Fig.3 : Panorama sur le fossé de la Marne près du lieu-dit "le Jardinot" ;
vue depuis l'est en direction de l'ouest (cliquer sur l'image pour obtenir une interprétation).
Fig.4 : Place des terrains dans la colonne stratigraphique et importance du rejet de la faille de la Marne
L'autre bordure (orientale) du fossé est soulignée par une faille dont le jeu est moins prononcé dans la morphologie du paysage : les terrains surélevés, correspondant à la formation du Calcaire à spatangues d'âge Hauterivien (Crétacé inf.), descendent progressivement en surface structurale en direction du fossé (fig.3 et 6).
La nature des terrains au centre du fossé est difficilement accessible et vérifiable en raison du manque d'affleurements. D'anciennes carrières signalées dans le Bois Sottier ou au nord de Narcy, sur la carte géologique, et abandonnées depuis longtemps, ne sont plus aujourd'hui au mieux que tranchées ou talus enfouis sous la végétation. Il faut donc s'en référer aux relevés cartographiques qui indiquent la présence de la série argilo-sableuse du Crétacé inférieur (Barrémien à Albien) au centre du fossé (fig.5 et 6).
Fig.5: Carte géologique simplifiée du fossé de la Marne à Narcy
(cliquer sur la carte pour faire apparaître la colonne stratigraphique)
Fig.6: Coupe géologique passant par le Fossé de la Marne au sud de Narcy
(remarquer également la discordance des dépôts valanginiens n2 sur le Jurassique)
Le Calcaire à spatangues est finalement la seule formation que l'on peut échantilloner sous forme de pierres volantes, dans les labours, à l'est de Narcy de part et d'autres de la route menant à Savonnières. Ce calcaire beige très fossilifère, livre notamment l'oursin irrégulier "spatanguiforme" Toxaster retusus (fig.7) à l'origine du nom de cette formation néocomienne.
Fig.7: L'oursin Toxaster retusus du Calcaire à Spatangues (Hauterivien - Narcy)
Le fossé de la Marne a une double origine. La première est celle qu'il partage avec tous les autres fossés tectoniques du sud de la Lorraine dont la genèse est liée à la phase de rifting oligocène contemporaine de la formation du fossé rhénan alsacien (voir "la distension en Alsace" sur ce site).

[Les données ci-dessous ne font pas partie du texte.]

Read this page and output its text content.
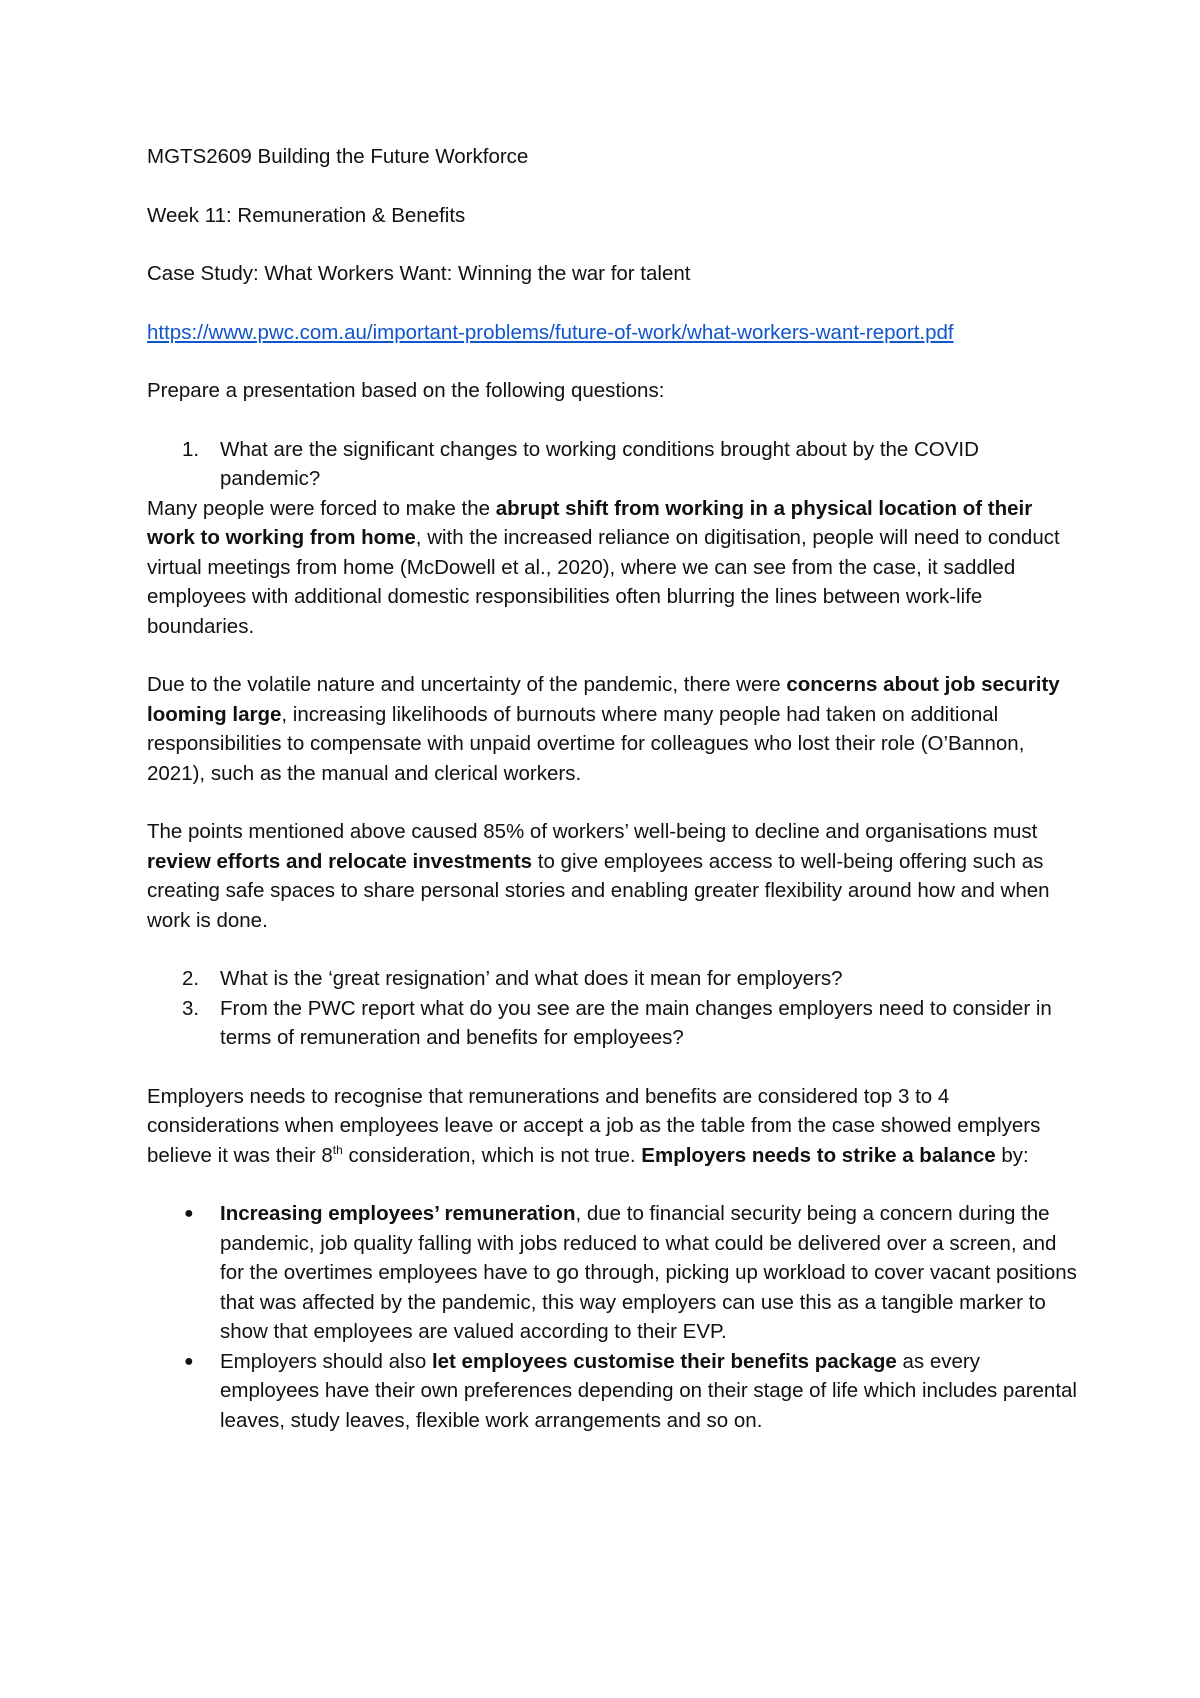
MGTS2609 Building the Future Workforce

Week 11: Remuneration & Benefits

Case Study: What Workers Want: Winning the war for talent

https://www.pwc.com.au/important-problems/future-of-work/what-workers-want-report.pdf

Prepare a presentation based on the following questions:

1. What are the significant changes to working conditions brought about by the COVID pandemic?

Many people were forced to make the abrupt shift from working in a physical location of their work to working from home, with the increased reliance on digitisation, people will need to conduct virtual meetings from home (McDowell et al., 2020), where we can see from the case, it saddled employees with additional domestic responsibilities often blurring the lines between work-life boundaries.

Due to the volatile nature and uncertainty of the pandemic, there were concerns about job security looming large, increasing likelihoods of burnouts where many people had taken on additional responsibilities to compensate with unpaid overtime for colleagues who lost their role (O’Bannon, 2021), such as the manual and clerical workers.

The points mentioned above caused 85% of workers’ well-being to decline and organisations must review efforts and relocate investments to give employees access to well-being offering such as creating safe spaces to share personal stories and enabling greater flexibility around how and when work is done.

2. What is the ‘great resignation’ and what does it mean for employers?
3. From the PWC report what do you see are the main changes employers need to consider in terms of remuneration and benefits for employees?

Employers needs to recognise that remunerations and benefits are considered top 3 to 4 considerations when employees leave or accept a job as the table from the case showed emplyers believe it was their 8th consideration, which is not true. Employers needs to strike a balance by:

● Increasing employees’ remuneration, due to financial security being a concern during the pandemic, job quality falling with jobs reduced to what could be delivered over a screen, and for the overtimes employees have to go through, picking up workload to cover vacant positions that was affected by the pandemic, this way employers can use this as a tangible marker to show that employees are valued according to their EVP.
● Employers should also let employees customise their benefits package as every employees have their own preferences depending on their stage of life which includes parental leaves, study leaves, flexible work arrangements and so on.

L'autre origine est aussi plus ancienne et serait héritée de l'orogenèse hercynienne de la fin du Carbonifère. La faille de la Marne est en effet la seule (de l'ensemble des fossés tectoniques régionaux qui affectent la couverture mésozoïque) marquée par une anomalie gravimétrique de Bouguer importante (en plus d'une orientation différente). Les séries sédimentaires homogènes du Bassin parisien ne peuvent donc pas en être la cause. Une source plus profonde est à rechercher dans le socle. Si on associe cette anomalie à des variations de densité d'entités rocheuses en profondeur, celle-ci coïnciderait avec le passage latéral d'un compartiment de matériaux de densité élevée (anomalie positive) à un compartiment de matériaux de densité moindre (anomalie négative) : respectivement, séparés par la faille, le socle dévonien à l'ouest, et les bassins permo-carbonifères de Lorraine à l'est (fig.8).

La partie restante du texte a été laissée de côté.